The presented framework for yield data cleaning is proposed as an easily applied approach for cleaning yield data error measurements. As the protocol includes both global and local filtering, both outliers and inliers will be erased. The framework employs a parametric approach at both the global and local levels. However, since the unfiltered datasets do not follow a normal distribution, the median and interquartile range are used as filtering statistics, as the data distribution has less influence on them. The proposed cleaning method was tested on a large dataset across different locations, growing seasons, and two crops, yielding good results. It has lower computational requirements than more complex methods, and the cleaned data was used to train ML models with good results as a form of validation. Future studies should focus on applying the selected data-cleaning method to other locations and crops to assess the quality of the cleaned data and determine whether the same cleaning level can be applied to conditions not included in the present work.
5. Conclusions
The presented study proposes a data-cleaning methodology for yield data in wheat and barley crops, applied to a large dataset. Only georeferenced yield data was used in the proposed methodology, allowing the application to all yield maps generated by the YieldTrack software. Firstly, biological outliers and measurements below 500 kg ha−1 are deleted. Secondly, low-computational-expense parametric global and local filtering is applied, using statistics robust to non-normally distributed data (median and interquartile range). Four different limit coefficients were used for global and local filtering, yielding in 20 cleaning levels, which were compared to select the optimal one. The percentage of deleted data, the spatial structure, a descriptive analysis of the data, and the performance of machine learning models trained and tested on clean data and Sentinel-2 reflectance data were used to select the best approach.

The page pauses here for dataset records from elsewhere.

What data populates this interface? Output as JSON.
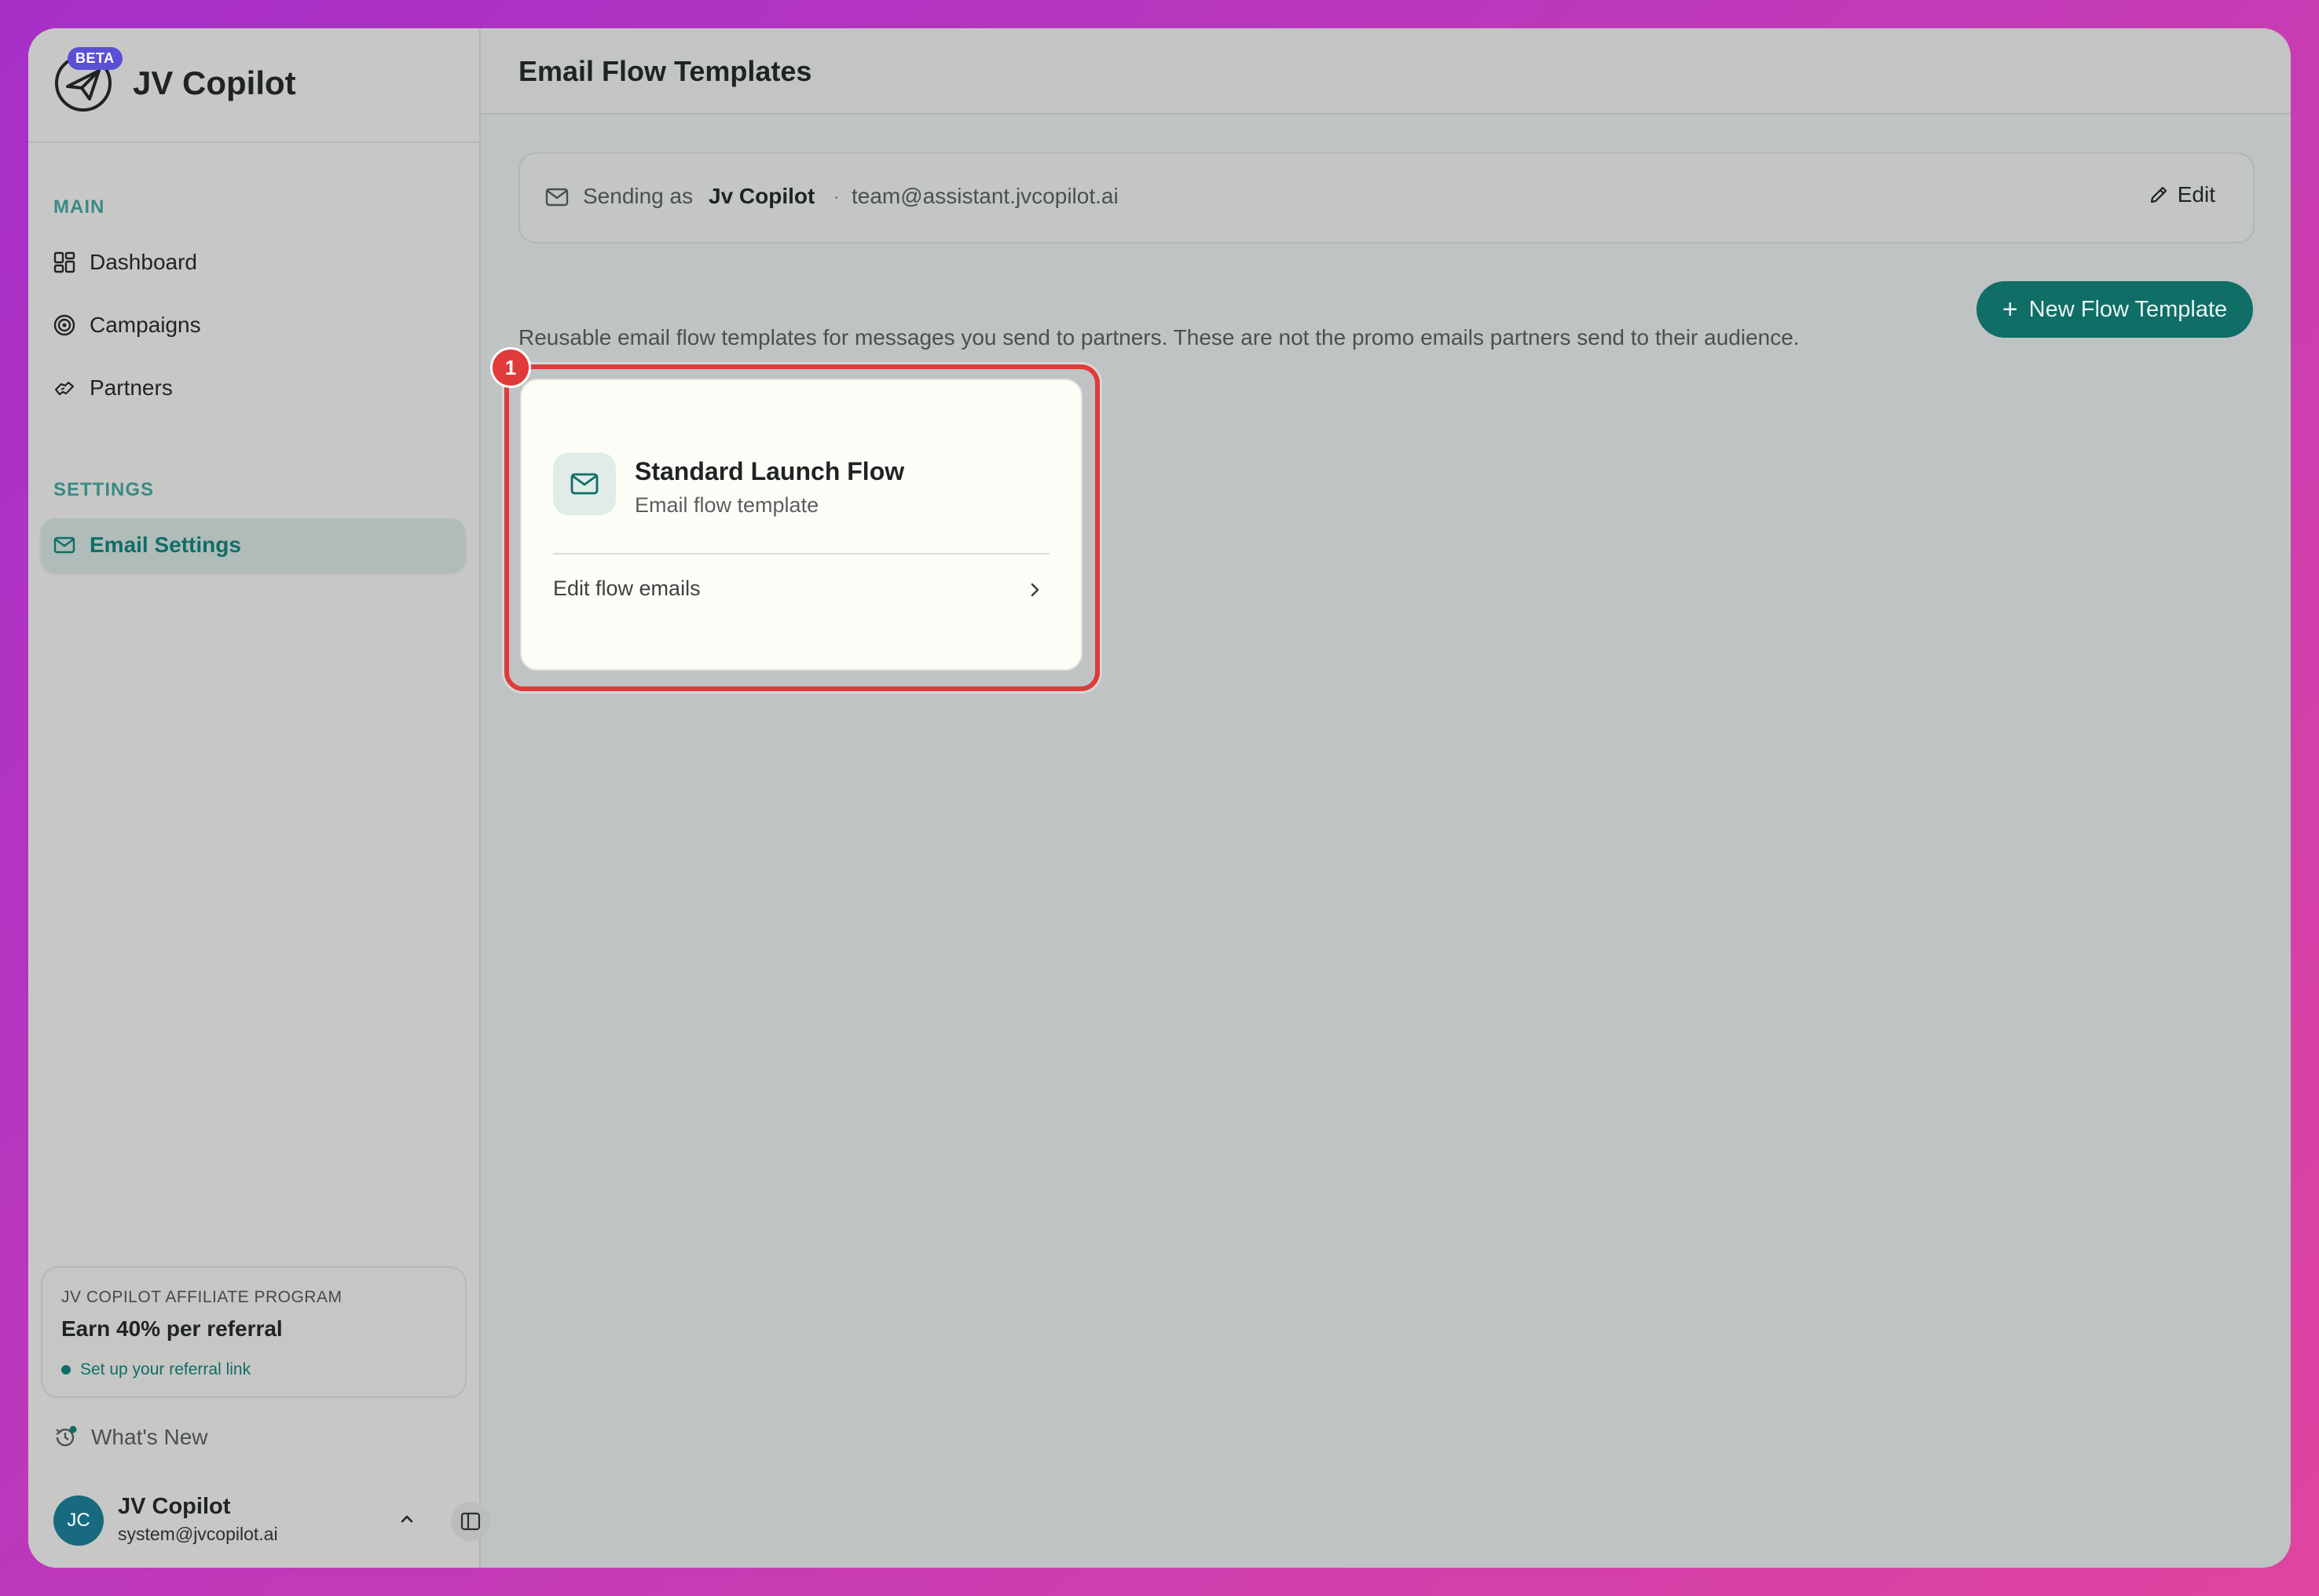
{
  "app": {
    "name": "JV Copilot",
    "badge": "BETA"
  },
  "sidebar": {
    "sections": {
      "main_label": "MAIN",
      "settings_label": "SETTINGS"
    },
    "items": [
      {
        "label": "Dashboard",
        "icon": "dashboard-icon"
      },
      {
        "label": "Campaigns",
        "icon": "target-icon"
      },
      {
        "label": "Partners",
        "icon": "handshake-icon"
      },
      {
        "label": "Email Settings",
        "icon": "mail-icon",
        "active": true
      }
    ],
    "affiliate": {
      "title": "JV COPILOT AFFILIATE PROGRAM",
      "headline": "Earn 40% per referral",
      "link": "Set up your referral link"
    },
    "whats_new": "What's New",
    "user": {
      "initials": "JC",
      "name": "JV Copilot",
      "email": "system@jvcopilot.ai"
    }
  },
  "header": {
    "title": "Email Flow Templates"
  },
  "sender": {
    "prefix": "Sending as",
    "name": "Jv Copilot",
    "separator": "·",
    "email": "team@assistant.jvcopilot.ai",
    "edit_label": "Edit"
  },
  "main": {
    "description": "Reusable email flow templates for messages you send to partners. These are not the promo emails partners send to their audience.",
    "new_button": "New Flow Template",
    "annotation_number": "1",
    "cards": [
      {
        "title": "Standard Launch Flow",
        "subtitle": "Email flow template",
        "link": "Edit flow emails"
      }
    ]
  },
  "colors": {
    "accent": "#0f6e66",
    "highlight": "#e03a3a",
    "beta": "#5b4fd6"
  }
}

The selected level was the G1.0L2.5. This cleaning method was among the most effective in improving the spatial structure of the data and the predictive performance of machine learning models. The maximum percentage of polygons deleted was 42% and 33% for wheat and barley, respectively, and the percentage of fields that showed a normal distribution after filtering was highest at 82.9% and 78.7% for wheat and barley, respectively. The use of the selected method increased the mean and median of the datasets, and decreased the standard deviation and CV values.

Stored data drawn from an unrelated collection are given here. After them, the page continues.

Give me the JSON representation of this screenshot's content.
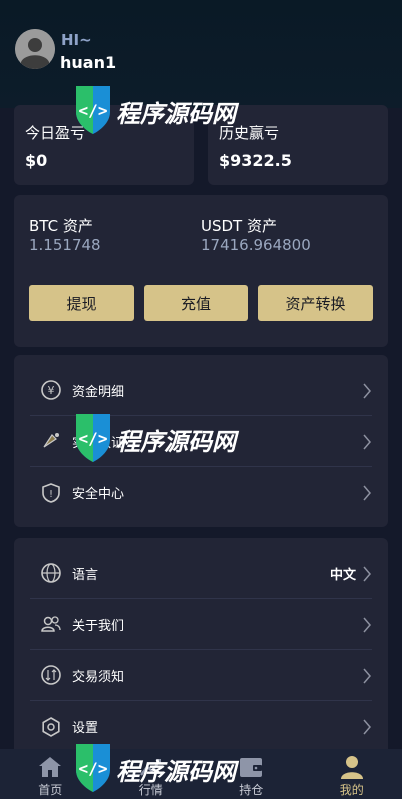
{
  "profile": {
    "greeting": "HI~",
    "username": "huan1"
  },
  "pnl": [
    {
      "label": "今日盈亏",
      "value": "$0"
    },
    {
      "label": "历史赢亏",
      "value": "$9322.5"
    }
  ],
  "assets": [
    {
      "label": "BTC 资产",
      "value": "1.151748"
    },
    {
      "label": "USDT 资产",
      "value": "17416.964800"
    }
  ],
  "actions": {
    "withdraw": "提现",
    "deposit": "充值",
    "convert": "资产转换"
  },
  "menu_group_1": [
    {
      "label": "资金明细",
      "icon": "fund-details-icon"
    },
    {
      "label": "实名认证",
      "icon": "verify-icon"
    },
    {
      "label": "安全中心",
      "icon": "shield-icon"
    }
  ],
  "menu_group_2": [
    {
      "label": "语言",
      "value": "中文",
      "icon": "globe-icon"
    },
    {
      "label": "关于我们",
      "icon": "users-icon"
    },
    {
      "label": "交易须知",
      "icon": "trade-icon"
    },
    {
      "label": "设置",
      "icon": "gear-icon"
    }
  ],
  "tabs": [
    {
      "label": "首页",
      "icon": "home-icon"
    },
    {
      "label": "行情",
      "icon": "chart-icon"
    },
    {
      "label": "持仓",
      "icon": "wallet-icon"
    },
    {
      "label": "我的",
      "icon": "user-icon",
      "active": true
    }
  ],
  "watermark": {
    "text": "程序源码网"
  },
  "colors": {
    "accent": "#d6c389",
    "background": "#14192a",
    "card": "#222536"
  }
}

Future work will focus on applying the selected cleaning method to other locations and crops, as well as to the Yield Track software, and on evaluating the quality of the cleaned data not included in the present study. In addition, the results of the present work will enable the development of early yield-prediction models that producers can use to implement site-specific crop management and apply correction measures when necessary.
This approach will enable the training of predictive models for advanced phenological stages, which can be applied to estimate cereal production. These estimations contribute to Sustainable Development Goal 2 (Zero Hunger) by improving food security and agricultural planning, and to Sustainable Development Goal 8 (Decent Work and Economic Growth) by reducing market uncertainty and facilitating risk management.